Task force allegedly held gun to 14-year-old boy's head

The campaign director for Washington state's marijuana legalization effort is unable to account for eight petitions allegedly seized from a medical marijuana dispensary by a drug task force during a raid two weeks ago.

"WestNET says it only seized two petitions," Philip Dawdy told RAWSTORY in a phone interview. "What I am told by personnel at North End Club 420 is that ten petitions were seized. There are as many as eight sheets that are not accounted for at this point. There is a discrepancy between what WestNET has given back to us and what the dispensary says was seized. I can't sort that discrepancy out."

Sensible Washington is seeking to "remove state civil and criminal penalties for persons eighteen years or older who cultivate, possess, transport, sell, or use marijuana" through the initiative process. In order to get Initiative 1068 onto the November ballot in Washington, they must submit 241,153 valid signatures by July 2. Dawdy says his volunteers have collected over 100,000 but plan to triple that total over the next five weeks.

On the morning of May 11, detectives from the West Sound Narcotics Enforcement Team, a federally-funded, multi-jurisdictional task force showed up at the home of North End Club 420 patient coordinator Christine Casey. According to published reports, she says they held a gun to the head of her 14-year-old son and he was handcuffed for two hours. Adding insult to injury, they also seized $80 in cash from her 9-year old daughter's Mickey Mouse purse. She had already caught the bus to school that morning. Casey says she had $80 because she was rewarded for making straight A's.

Seattle Weekly reports:

According to court documents filed with the Pierce County Prosecutor's Office (see pdf), WestNet found $3,000 and 76 pot plants at the home (about half of which were small seedlings, Casey says). State law allows medical marijuana patients to keep only 15 plants on hand unless they can prove medical need for more. The task force also found 200 baggies of packaged marijuana at the dispensary itself.

The court documents say the raids followed an undercover operation in which a police operative repeatedly bought marijuana at the dispensary without producing a doctor's recommendation, as state law requires before someone can legally use marijuana. The documents also say that the dispensary was charging double the street value for the pot.

Dawdy says the whole situation could be avoided in the future if voters show support for Sensible Washington in November. "Our initiative is designed to legalize marijuana," he stated plainly. "Then we'll let the legislature enact the regulations and whatever taxation scheme they might want to impose. It's up to them to create the regulations."

Dawdy went on to say he's bothered that they would seize the petitions in the first place.

"They get a search warrant that allows them to seize all lists and ledgers," he explained. "And you know, an initiative does look like a list or a ledger. But the truth of it is it says on the front of it it's an initiative to the people.

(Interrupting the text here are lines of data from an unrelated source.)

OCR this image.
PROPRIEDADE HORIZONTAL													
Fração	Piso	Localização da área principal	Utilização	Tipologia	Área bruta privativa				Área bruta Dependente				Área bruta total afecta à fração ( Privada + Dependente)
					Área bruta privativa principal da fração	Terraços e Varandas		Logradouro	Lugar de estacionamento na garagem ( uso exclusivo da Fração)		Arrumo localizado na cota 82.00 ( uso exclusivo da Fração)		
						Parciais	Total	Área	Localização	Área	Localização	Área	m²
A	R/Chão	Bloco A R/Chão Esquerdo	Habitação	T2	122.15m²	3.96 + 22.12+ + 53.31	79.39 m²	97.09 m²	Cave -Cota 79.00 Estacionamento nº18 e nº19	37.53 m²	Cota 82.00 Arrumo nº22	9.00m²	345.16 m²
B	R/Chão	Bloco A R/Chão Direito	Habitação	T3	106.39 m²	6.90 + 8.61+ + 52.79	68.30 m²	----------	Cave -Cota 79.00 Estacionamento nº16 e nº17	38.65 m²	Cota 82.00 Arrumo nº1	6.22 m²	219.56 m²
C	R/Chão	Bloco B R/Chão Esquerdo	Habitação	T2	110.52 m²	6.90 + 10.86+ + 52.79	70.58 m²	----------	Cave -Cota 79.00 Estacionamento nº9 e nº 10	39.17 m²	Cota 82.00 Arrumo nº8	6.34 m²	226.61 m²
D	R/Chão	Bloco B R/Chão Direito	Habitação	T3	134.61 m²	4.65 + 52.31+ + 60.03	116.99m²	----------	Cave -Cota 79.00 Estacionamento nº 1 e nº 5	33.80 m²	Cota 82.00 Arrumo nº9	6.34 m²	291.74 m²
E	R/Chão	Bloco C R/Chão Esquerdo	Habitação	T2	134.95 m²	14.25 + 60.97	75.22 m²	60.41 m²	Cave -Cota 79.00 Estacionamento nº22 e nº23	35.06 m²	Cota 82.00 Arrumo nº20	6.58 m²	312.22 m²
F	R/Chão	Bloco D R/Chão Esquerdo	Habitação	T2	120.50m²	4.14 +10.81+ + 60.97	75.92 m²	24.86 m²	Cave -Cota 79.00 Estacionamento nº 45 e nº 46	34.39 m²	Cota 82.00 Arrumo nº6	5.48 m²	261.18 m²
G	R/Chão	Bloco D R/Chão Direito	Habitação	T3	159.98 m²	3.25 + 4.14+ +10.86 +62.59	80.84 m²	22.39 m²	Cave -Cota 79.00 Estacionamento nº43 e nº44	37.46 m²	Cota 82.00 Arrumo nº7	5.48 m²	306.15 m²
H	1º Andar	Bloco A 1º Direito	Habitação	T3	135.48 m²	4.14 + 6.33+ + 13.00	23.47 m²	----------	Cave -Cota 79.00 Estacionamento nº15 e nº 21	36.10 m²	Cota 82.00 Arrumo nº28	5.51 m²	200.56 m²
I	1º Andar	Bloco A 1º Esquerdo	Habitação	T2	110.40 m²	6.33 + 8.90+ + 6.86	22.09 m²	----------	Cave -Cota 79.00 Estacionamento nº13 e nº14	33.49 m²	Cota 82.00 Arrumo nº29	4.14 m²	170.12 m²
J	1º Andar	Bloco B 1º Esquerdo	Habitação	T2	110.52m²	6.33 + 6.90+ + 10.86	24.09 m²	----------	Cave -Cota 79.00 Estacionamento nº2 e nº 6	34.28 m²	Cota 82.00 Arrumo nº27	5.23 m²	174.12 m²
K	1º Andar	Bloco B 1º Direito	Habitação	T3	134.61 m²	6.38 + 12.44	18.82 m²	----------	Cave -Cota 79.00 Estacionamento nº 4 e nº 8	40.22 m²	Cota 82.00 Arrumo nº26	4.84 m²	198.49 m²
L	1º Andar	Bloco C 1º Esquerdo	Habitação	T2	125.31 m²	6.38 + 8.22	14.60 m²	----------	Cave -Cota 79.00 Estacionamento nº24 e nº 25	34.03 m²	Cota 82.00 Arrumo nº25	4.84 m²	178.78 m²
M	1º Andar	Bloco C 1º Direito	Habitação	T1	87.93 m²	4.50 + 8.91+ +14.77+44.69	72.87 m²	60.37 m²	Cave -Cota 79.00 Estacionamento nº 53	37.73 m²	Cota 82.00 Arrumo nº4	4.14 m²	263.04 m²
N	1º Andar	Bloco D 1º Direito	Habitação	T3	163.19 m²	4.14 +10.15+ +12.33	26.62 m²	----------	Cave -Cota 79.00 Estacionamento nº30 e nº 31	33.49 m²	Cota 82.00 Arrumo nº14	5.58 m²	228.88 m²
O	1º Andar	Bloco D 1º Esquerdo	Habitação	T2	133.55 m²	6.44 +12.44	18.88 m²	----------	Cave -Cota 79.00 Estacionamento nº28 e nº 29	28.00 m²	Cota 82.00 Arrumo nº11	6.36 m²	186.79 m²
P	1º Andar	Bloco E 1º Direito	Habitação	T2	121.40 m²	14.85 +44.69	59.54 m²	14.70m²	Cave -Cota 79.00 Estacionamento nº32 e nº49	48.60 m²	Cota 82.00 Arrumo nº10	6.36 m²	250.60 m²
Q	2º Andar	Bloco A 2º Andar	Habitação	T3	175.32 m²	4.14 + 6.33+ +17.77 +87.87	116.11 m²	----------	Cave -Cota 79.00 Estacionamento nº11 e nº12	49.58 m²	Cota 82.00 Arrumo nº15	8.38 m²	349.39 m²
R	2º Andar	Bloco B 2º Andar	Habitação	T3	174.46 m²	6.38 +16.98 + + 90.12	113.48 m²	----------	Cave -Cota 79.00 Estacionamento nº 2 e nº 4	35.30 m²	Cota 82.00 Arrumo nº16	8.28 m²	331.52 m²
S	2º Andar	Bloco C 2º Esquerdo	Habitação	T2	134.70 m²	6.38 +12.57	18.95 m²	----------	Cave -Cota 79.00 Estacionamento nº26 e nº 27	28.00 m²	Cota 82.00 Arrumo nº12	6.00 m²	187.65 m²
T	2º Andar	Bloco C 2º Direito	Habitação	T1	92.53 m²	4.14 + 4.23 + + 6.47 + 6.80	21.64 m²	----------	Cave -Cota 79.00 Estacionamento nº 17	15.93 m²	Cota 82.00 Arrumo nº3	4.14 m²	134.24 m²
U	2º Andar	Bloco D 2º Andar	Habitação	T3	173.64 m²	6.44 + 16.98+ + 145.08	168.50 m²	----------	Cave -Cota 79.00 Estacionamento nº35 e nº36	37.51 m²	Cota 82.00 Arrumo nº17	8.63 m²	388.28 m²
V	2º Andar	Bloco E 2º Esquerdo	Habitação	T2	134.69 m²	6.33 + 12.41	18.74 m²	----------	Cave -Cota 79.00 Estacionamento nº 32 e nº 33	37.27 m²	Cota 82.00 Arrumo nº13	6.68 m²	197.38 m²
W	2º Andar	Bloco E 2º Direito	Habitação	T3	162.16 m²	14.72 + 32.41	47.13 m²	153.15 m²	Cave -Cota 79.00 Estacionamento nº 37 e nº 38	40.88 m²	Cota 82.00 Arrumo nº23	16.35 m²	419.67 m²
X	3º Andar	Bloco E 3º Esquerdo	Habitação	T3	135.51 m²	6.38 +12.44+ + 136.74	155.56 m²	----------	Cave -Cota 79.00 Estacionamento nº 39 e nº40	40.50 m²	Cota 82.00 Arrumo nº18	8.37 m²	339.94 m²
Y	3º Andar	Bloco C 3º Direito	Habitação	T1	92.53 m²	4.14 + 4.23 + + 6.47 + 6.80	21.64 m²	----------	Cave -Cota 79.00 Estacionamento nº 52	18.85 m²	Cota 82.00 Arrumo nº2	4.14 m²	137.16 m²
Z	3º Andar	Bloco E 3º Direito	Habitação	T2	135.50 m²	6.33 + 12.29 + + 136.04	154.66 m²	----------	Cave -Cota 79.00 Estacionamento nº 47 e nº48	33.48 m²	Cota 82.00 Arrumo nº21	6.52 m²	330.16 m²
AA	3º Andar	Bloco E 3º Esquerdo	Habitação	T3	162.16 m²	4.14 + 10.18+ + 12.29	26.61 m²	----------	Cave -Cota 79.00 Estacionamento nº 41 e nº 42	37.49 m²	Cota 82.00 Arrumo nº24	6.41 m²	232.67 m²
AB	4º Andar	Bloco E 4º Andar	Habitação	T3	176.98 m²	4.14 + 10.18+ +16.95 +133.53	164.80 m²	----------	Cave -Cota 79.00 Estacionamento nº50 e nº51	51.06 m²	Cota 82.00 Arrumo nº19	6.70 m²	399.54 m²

There's formal language that's in like 20 point type addressing it to the secretary of state of our state. It's obviously not evidence of a criminal enterprise." (see .pdf here)

"The truth of it is," he continued, "when a place gets raided the cops sweep up every piece of paper and put it in a box and sort it out later. But I'm still a little bothered that they didn't use discretion at the scene." A writer for Firedoglake is crying foul over the First Amendment implications of the seizure, seeking support to encourage the task force to put more effort into recovering the missing petitions.

Dawdy's bigger question is why a partially-federally-funded task force is going after a dispensary in Tacoma, WA that the local police had no problem with. "This place has been open for 4 months," he said. "The local Tacoma police had no problem with the place."

"Both the President and the Attorney General have been very clear that they do not want to use federal resources to enforce federal laws in states with (their own) medical marijuana laws. I'm not saying these guys are a rogue task force or anything, but you gotta be kidding."

Meanwhile, Dawdy says he was assured by a member of the WestNET task force that nothing is being done with the photocopies the agency has acknowledged making of the two petitions that were returned this week. Still, they're considered a formal part of the evidence.

"So I said, well how do we get them destroyed? And they said you've gotta get an agreement between the defense attorney and the prosecuting attorney in this case to have them destroyed," Dawdy told RAWSTORY. When he asked if anybody at WestNET would oppose their destruction he was told no, absolutely not.

"One of the members of the WestNET task force told me that they are very interested in seeing our issue get on the ballot," Dawdy continued. "They think it's an important question that needs to be resolved. So I told the detective I hope you vote yes on November 2nd."